Leader

NST Leader: Covid-19 is here to stay

Does endemic mean the end of the Covid-19 pandemic? Many countries thought so — unwisely it must be said.

But Arcturus, also known as XBB.1.16, the subvariant of Omicron, says no. As if to drive home the point, Arcturus, first identified in January, has now spread to more than 22 countries, Malaysia being one of them. In India alone, 10,000 cases are reported daily, prompting the country to resume production of vaccines.

More than three years after the first Covid-19 case was reported in Wuhan, China, the pandemic has been breaking news about variants and subvariants. According to the British newspaper Independent, virologists in the United Kingdom (UK) are warning of the inevitability of another epidemic on the scale of Covid-19.

But many around the world who think Covid-19 is a once-in-a-generation crisis may consider such a view alarmist. True, the highly transmissible Arcturus isn't aggressive now, but it may just become one.

The virologists may be right. Take tuberculosis (TB). It was commonly believed to have peaked between the 18th and 19th centuries. Yet today, TB infects a quarter of the world's population, causing 1.5 million deaths every year, according to Path, a health portal.

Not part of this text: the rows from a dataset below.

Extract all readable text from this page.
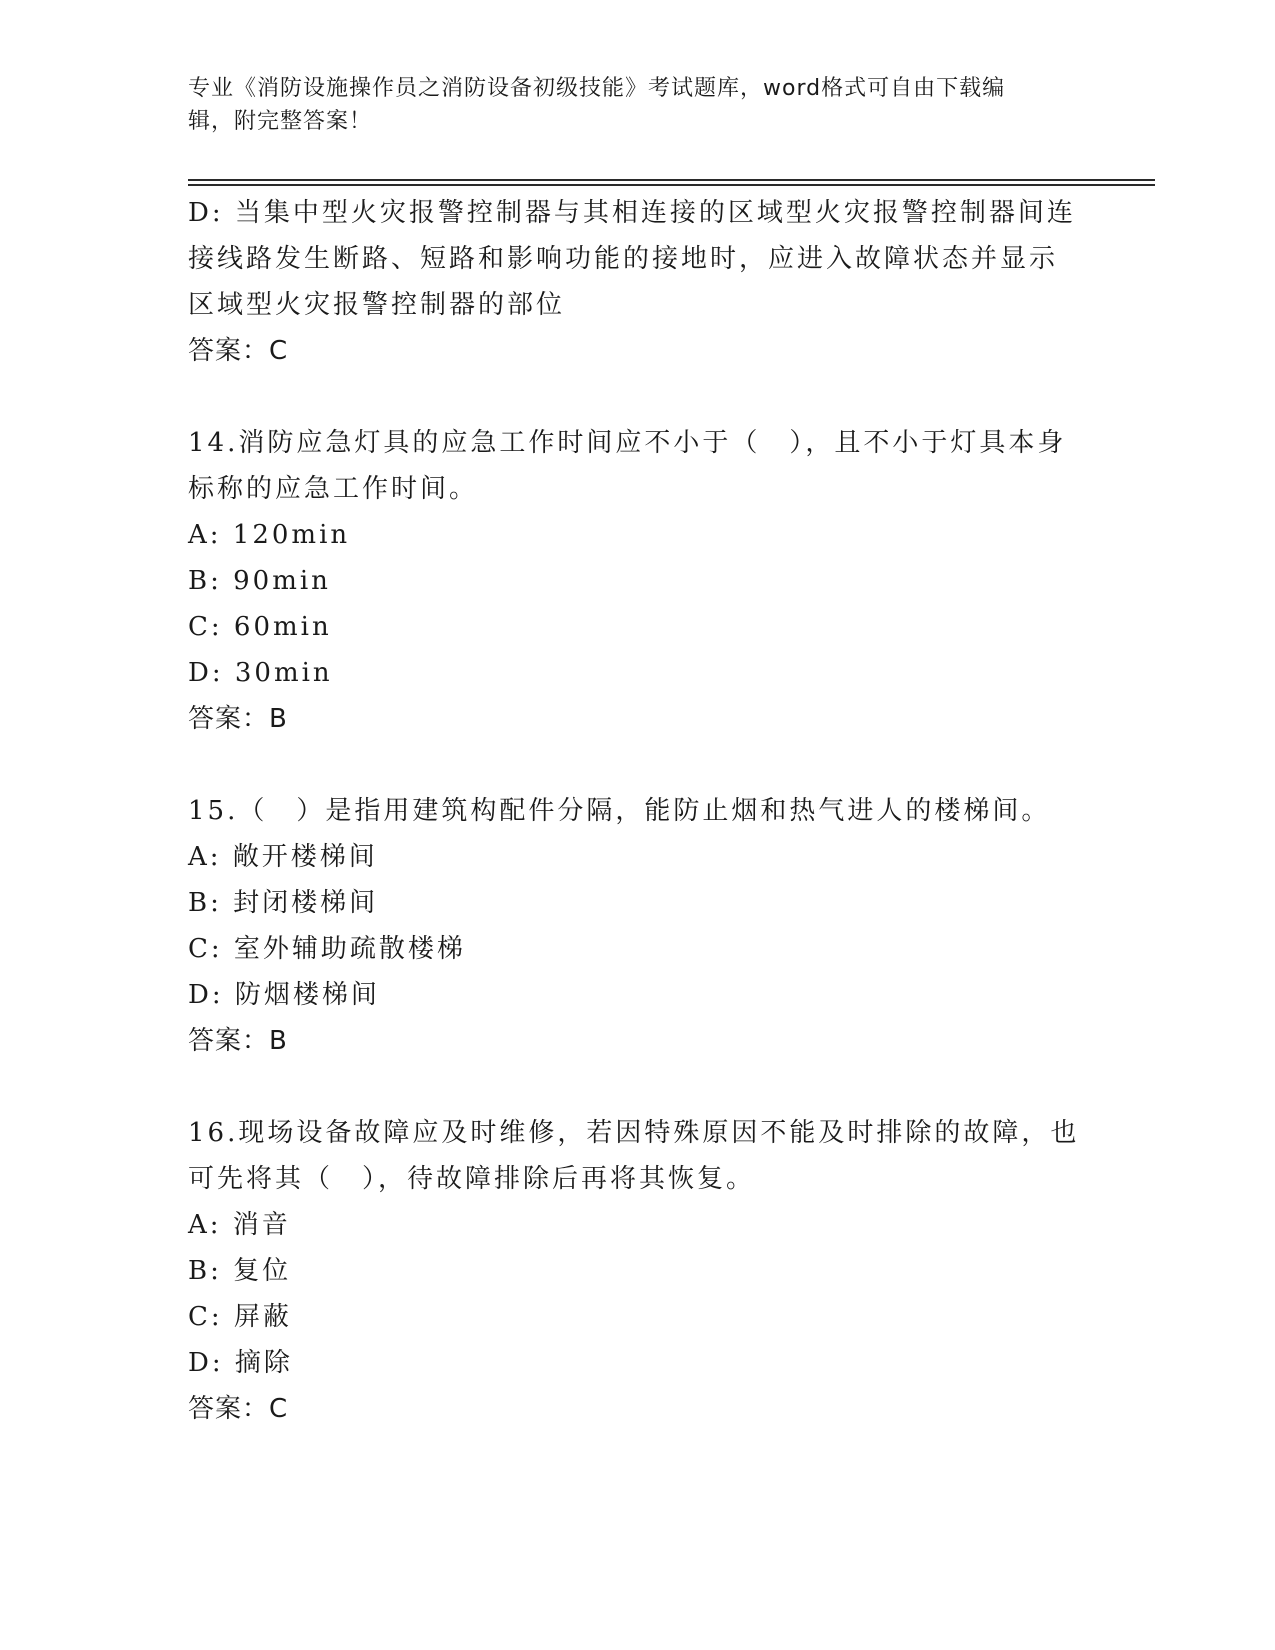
专业《消防设施操作员之消防设备初级技能》考试题库，word格式可自由下载编
辑，附完整答案！
D: 当集中型火灾报警控制器与其相连接的区域型火灾报警控制器间连
接线路发生断路、短路和影响功能的接地时，应进入故障状态并显示
区域型火灾报警控制器的部位
答案：C
14.消防应急灯具的应急工作时间应不小于（　），且不小于灯具本身
标称的应急工作时间。
A: 120min
B: 90min
C: 60min
D: 30min
答案：B
15.（　）是指用建筑构配件分隔，能防止烟和热气进人的楼梯间。
A: 敞开楼梯间
B: 封闭楼梯间
C: 室外辅助疏散楼梯
D: 防烟楼梯间
答案：B
16.现场设备故障应及时维修，若因特殊原因不能及时排除的故障，也
可先将其（　），待故障排除后再将其恢复。
A: 消音
B: 复位
C: 屏蔽
D: 摘除
答案：C
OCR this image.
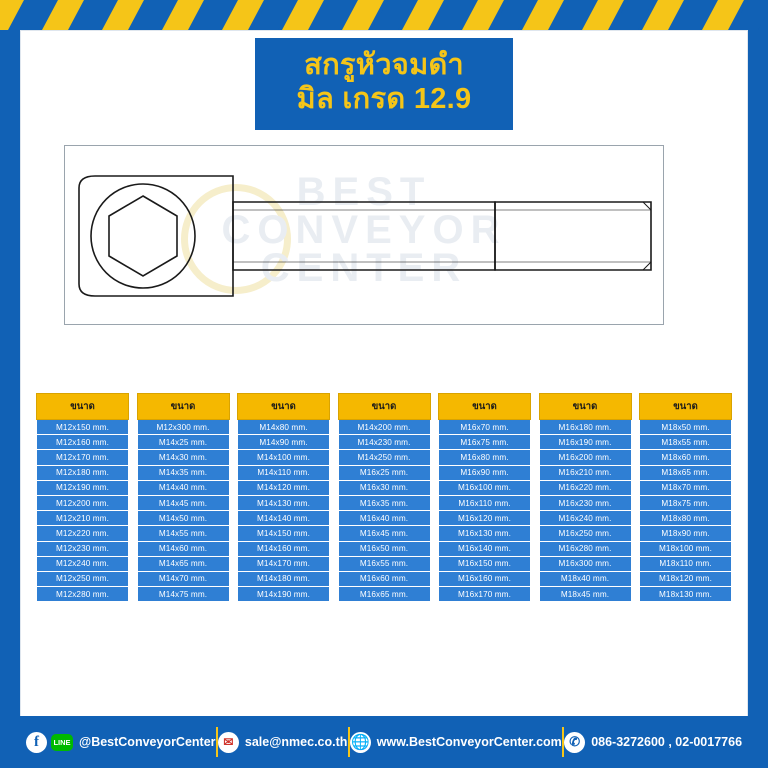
สกรูหัวจมดำ
มิล เกรด 12.9
BEST
CONVEYOR
CENTER
ขนาด
M12x150 mm.
M12x160 mm.
M12x170 mm.
M12x180 mm.
M12x190 mm.
M12x200 mm.
M12x210 mm.
M12x220 mm.
M12x230 mm.
M12x240 mm.
M12x250 mm.
M12x280 mm.
ขนาด
M12x300 mm.
M14x25 mm.
M14x30 mm.
M14x35 mm.
M14x40 mm.
M14x45 mm.
M14x50 mm.
M14x55 mm.
M14x60 mm.
M14x65 mm.
M14x70 mm.
M14x75 mm.
ขนาด
M14x80 mm.
M14x90 mm.
M14x100 mm.
M14x110 mm.
M14x120 mm.
M14x130 mm.
M14x140 mm.
M14x150 mm.
M14x160 mm.
M14x170 mm.
M14x180 mm.
M14x190 mm.
ขนาด
M14x200 mm.
M14x230 mm.
M14x250 mm.
M16x25 mm.
M16x30 mm.
M16x35 mm.
M16x40 mm.
M16x45 mm.
M16x50 mm.
M16x55 mm.
M16x60 mm.
M16x65 mm.
ขนาด
M16x70 mm.
M16x75 mm.
M16x80 mm.
M16x90 mm.
M16x100 mm.
M16x110 mm.
M16x120 mm.
M16x130 mm.
M16x140 mm.
M16x150 mm.
M16x160 mm.
M16x170 mm.
ขนาด
M16x180 mm.
M16x190 mm.
M16x200 mm.
M16x210 mm.
M16x220 mm.
M16x230 mm.
M16x240 mm.
M16x250 mm.
M16x280 mm.
M16x300 mm.
M18x40 mm.
M18x45 mm.
ขนาด
M18x50 mm.
M18x55 mm.
M18x60 mm.
M18x65 mm.
M18x70 mm.
M18x75 mm.
M18x80 mm.
M18x90 mm.
M18x100 mm.
M18x110 mm.
M18x120 mm.
M18x130 mm.
f	LINE @BestConveyorCenter ✉ sale@nmec.co.th 🌐 www.BestConveyorCenter.com ✆ 086-3272600 , 02-0017766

Though the term "tuberculosis" was coined in 1834, scientists believe TB to have been around for as long as three million years, variously called "phthisis" in Greece, "tabes" in Rome and "consumption" in England. An old echo of variants and subvariants? Perhaps. But the world may have missed the lesson TB is teaching us, just like the lesson Covid-19 is schooling us in: endemicity isn't the end.

We think there are advantages to being as alarmed as the scientists in the UK are. First, it keeps our public health system robust. For this to happen, there must be the necessary investment, and a sustained one at that. Whether we like it or not, investment in public healthcare is a function of the perceived danger.

Absent such a perception, so too will be the state of readiness of the healthcare system. Have we forgotten the enormous stress our healthcare system was under three years ago? And how it was overwhelmed in every state?

The government needs to get the country ready before the next wave strikes. Second, endemicity as an end state has led to a kind of national complacency. The dropping of mask mandates, the deemphasis on Covid-19 tracking system and the lack of stress on standard operating procedures are contributory factors.

People are letting their guard down. Hari Raya, too, was celebrated like the pandemic never happened. "See, Ma, no masks", appears to have been the celebrants' cry of joy.

The time is ripe for the government to enforce some measures as a way of nipping the problem in the bud before it gets out of hand. We are glad that the Health Ministry is proposing to reintroduce the use of masks in schools.

Not many like mask mandates, but we think such rules help contain the virus given the susceptibility of children to Arcturus. There is strong evidence that masks, such as N95 or KN95, do keep infections down.

There is a view, though a controversial one, that masks have done a better job than vaccines in preventing transmissions. We leave the debate to the virologists, but the point is taken: masks work.